The researcher sub-agent DOES emit progress every ~5s via `progress_files` (see `/tmp/annie-voice.log` for `Progress saved: research-<id> status=in_progress` entries). But nothing reaches Annie's voice.

### Design (sketch)

Wire the progress-file events to trigger `TTSSpeakFrame`s with brief milestone narrations. Ideas:
- "Still looking at mechanical calculators..." (after 5s)
- "Now checking the transistor era..." (after 10s)
- "Almost done, just pulling in modern architectures..." (after 15s, if still running)

The narrations should:
- Be short (1 sentence)
- Vary (not repeat the same phrase)
- Be generated by the researcher itself, not hardcoded (otherwise they'll be generic and unrelated to the actual query).
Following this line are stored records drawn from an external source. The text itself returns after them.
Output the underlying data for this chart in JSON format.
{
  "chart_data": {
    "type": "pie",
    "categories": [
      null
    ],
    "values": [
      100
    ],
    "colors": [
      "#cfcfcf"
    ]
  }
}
The researcher's `progress_files` payload could include a `speak_me: str | None` field that the voice pipeline pulls out and TTS'd.

### Files to investigate

- `progress_files.py` — confirm its schema and where it's called from
- `handle_invoke_researcher` (where? probably in `agent_runner.py` or `agent_scheduler.py`) — where progress payloads are constructed
- `bot.py:1506` `on_tool_start` handler — current site of interim speech for slow tools. A parallel `on_tool_progress` handler could listen to progress files and inject `TTSSpeakFrame`s.

### Edge cases

- Rate-limit narrations: at most 1 per ~5s so Annie doesn't chatter over herself
- What if the tool finishes while a narration is playing? Skip the narration, deliver the result immediately
- Interruption: if the user speaks during a narration, the existing speaker-gate + resume machinery should handle it gracefully (the resume would pick up from wherever the narration was cut off — OR skip to the real result). Worth testing explicitly.

## Issue 3: Commit RESOURCE-REGISTRY.md (HOUSEKEEPING — 5 min)
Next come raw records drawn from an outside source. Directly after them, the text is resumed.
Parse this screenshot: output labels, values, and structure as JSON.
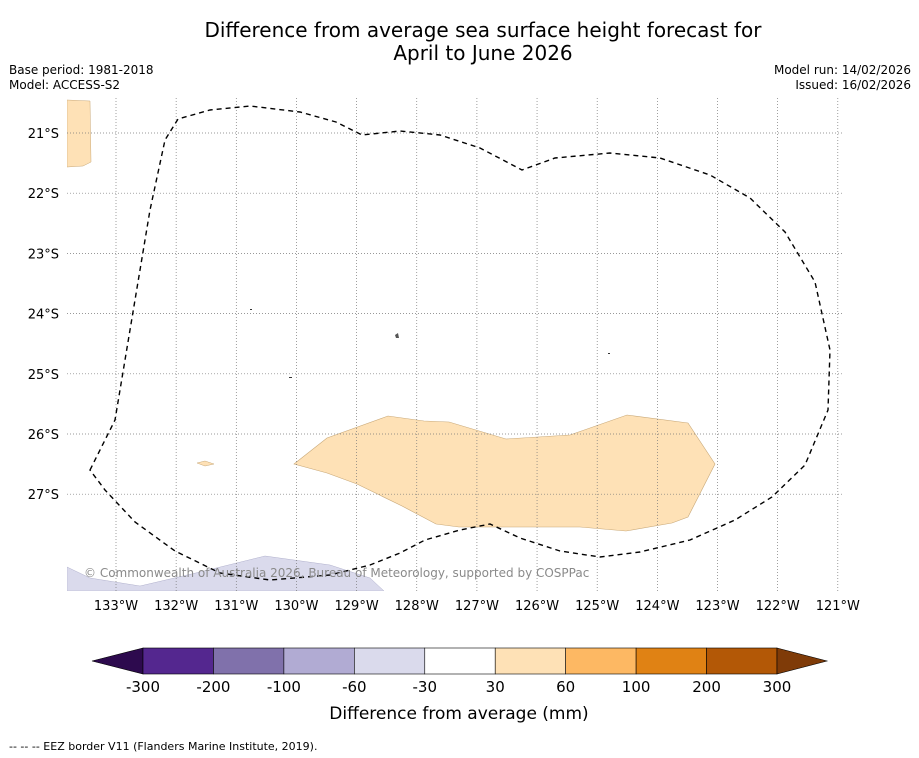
{
  "title_line1": "Difference from average sea surface height forecast for",
  "title_line2": "April to June 2026",
  "base_period": "Base period: 1981-2018",
  "model": "Model: ACCESS-S2",
  "model_run": "Model run: 14/02/2026",
  "issued": "Issued: 16/02/2026",
  "copyright": "© Commonwealth of Australia 2026, Bureau of Meteorology, supported by COSPPac",
  "eez_note": "--  --  -- EEZ border V11 (Flanders Marine Institute, 2019).",
  "lat_labels": [
    "21°S",
    "22°S",
    "23°S",
    "24°S",
    "25°S",
    "26°S",
    "27°S"
  ],
  "lon_labels": [
    "133°W",
    "132°W",
    "131°W",
    "130°W",
    "129°W",
    "128°W",
    "127°W",
    "126°W",
    "125°W",
    "124°W",
    "123°W",
    "122°W",
    "121°W"
  ],
  "colorbar": {
    "label": "Difference from average (mm)",
    "ticks": [
      "-300",
      "-200",
      "-100",
      "-60",
      "-30",
      "30",
      "60",
      "100",
      "200",
      "300"
    ],
    "colors": [
      "#2d0a4e",
      "#54278f",
      "#8071ab",
      "#b1abd3",
      "#dadaec",
      "#ffffff",
      "#fee1b6",
      "#fdb863",
      "#e08214",
      "#b35806",
      "#7f3b08"
    ]
  },
  "map_colors": {
    "positive_light": "#fee1b6",
    "negative_light": "#dadaec"
  }
}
Session 123 added a Change Log entry for the Titan Chatterbox retirement. The file is currently modified-but-uncommitted alongside pre-existing session-119 Beast/Orin NX hardware additions that were also never committed. Both batches are legitimate additions per the CLAUDE.md rule ("any GPU model change MUST update RESOURCE-REGISTRY.md").

**Action:** `git add docs/RESOURCE-REGISTRY.md && git commit -m "docs(registry): Titan Chatterbox retirement + Beast/Orin NX hardware sections"` and push. Review the diff first to make sure nothing unexpected.
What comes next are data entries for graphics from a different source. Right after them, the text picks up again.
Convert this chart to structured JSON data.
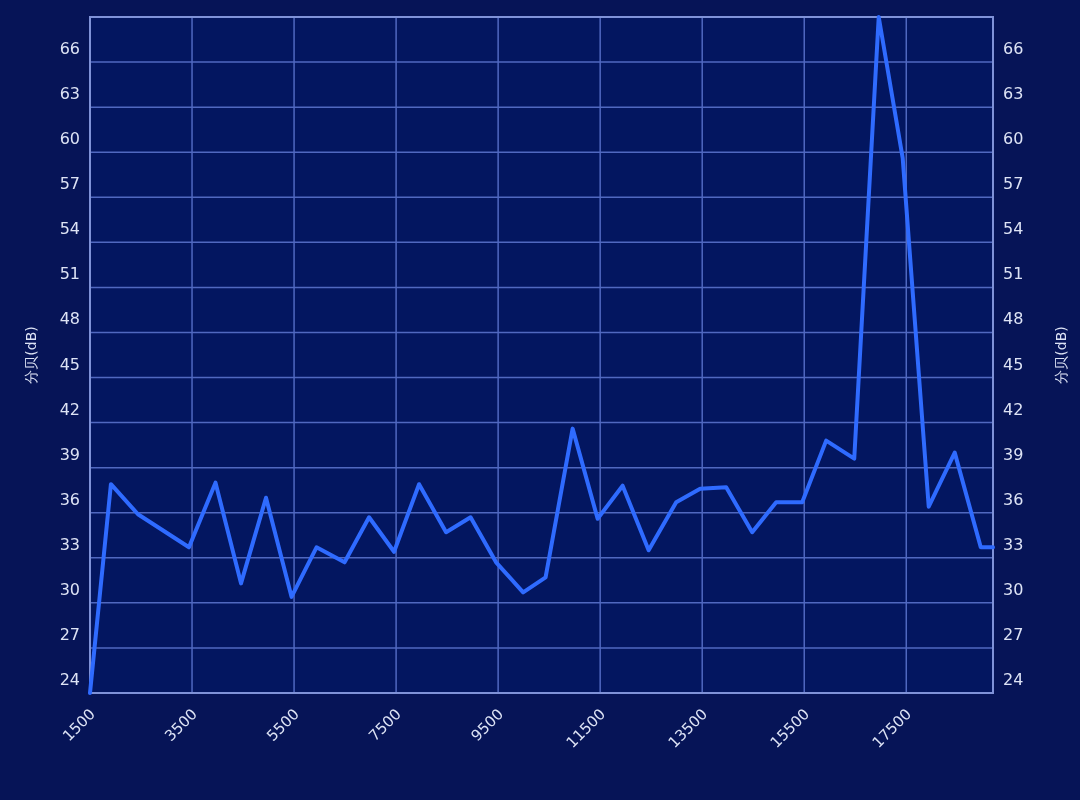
{
  "chart_data": {
    "type": "line",
    "ylabel": "分贝(dB)",
    "y2label": "分贝(dB)",
    "x": [
      1500,
      1910,
      2440,
      3440,
      3960,
      4460,
      4950,
      5450,
      5940,
      6490,
      6970,
      7460,
      7950,
      8480,
      8960,
      9460,
      9990,
      10430,
      10960,
      11450,
      11940,
      12450,
      12990,
      13460,
      13970,
      14480,
      14950,
      15460,
      15930,
      16480,
      16960,
      17430,
      17940,
      18450,
      18960,
      19200
    ],
    "series": [
      {
        "color": "#2f6bff",
        "values": [
          24,
          37.9,
          35.9,
          33.7,
          38,
          31.3,
          37,
          30.4,
          33.7,
          32.7,
          35.7,
          33.4,
          37.9,
          34.7,
          35.7,
          32.7,
          30.7,
          31.7,
          41.6,
          35.6,
          37.8,
          33.5,
          36.7,
          37.6,
          37.7,
          34.7,
          36.7,
          36.7,
          40.8,
          39.6,
          69,
          59.6,
          36.4,
          40,
          33.7,
          33.7
        ]
      }
    ],
    "xlim": [
      1500,
      19200
    ],
    "xticks": [
      1500,
      3500,
      5500,
      7500,
      9500,
      11500,
      13500,
      15500,
      17500
    ],
    "ylim": [
      24,
      69
    ],
    "yticks": [
      24,
      27,
      30,
      33,
      36,
      39,
      42,
      45,
      48,
      51,
      54,
      57,
      60,
      63,
      66
    ],
    "y2lim": [
      24,
      69
    ],
    "y2ticks": [
      24,
      27,
      30,
      33,
      36,
      39,
      42,
      45,
      48,
      51,
      54,
      57,
      60,
      63,
      66
    ],
    "grid": true,
    "line_style": "solid"
  }
}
## Open questions for the next session

- Should deployment-safety be auto-pull (default) or warn-and-abort? Ask user after showing the scaffolded code.
- Are there OTHER start.sh sub-services that run Titan-side Python (context-engine, dashboard)? If so, extend the check to them too — or keep it Annie-only initially and iterate.
- For narrate-research-progress: should narrations count against Annie's "don't talk over herself" rule? I.e., pause LLM response generation while a narration plays? Or let them overlap?

## Verification (end-of-session check)

```bash
# From laptop
cd ~/workplace/her/her-os

# 1. Full annie-voice test suite on Titan
ssh titan "cd ~/workplace/her/her-os/services/annie-voice && python -m pytest tests/ -x -q"
# Expect: ~2800 pass (2750 baseline + today's new tests)

# 2. Deployment-safety smoke test
ssh titan "cd ~/workplace/her/her-os && git reset --hard HEAD~1"
./start.sh annie
# Expect: warning OR auto-pull back to HEAD. NOT silent stale-code start.

# 3. E2E voice test at https://voice.her-os.app
# Try a research prompt: "Give me a detailed history of calculators"
# - If narrate-research-progress was implemented: expect 1-3 audio milestones during the 14s research window
# - If only deployment-safety: expect the existing flow (starting → silence → result) — confirm it still works
```

## Caveat

If session 124 hits its own class of unexpected bugs (as session 123 did), prioritize root-causing them over completing the stretch goal. Session 123's pattern — E2E test catches what unit tests can't — is worth repeating here. Implement Issue 1, restart Annie, test end-to-end by actually using her for 10 minutes, THEN start Issue 2.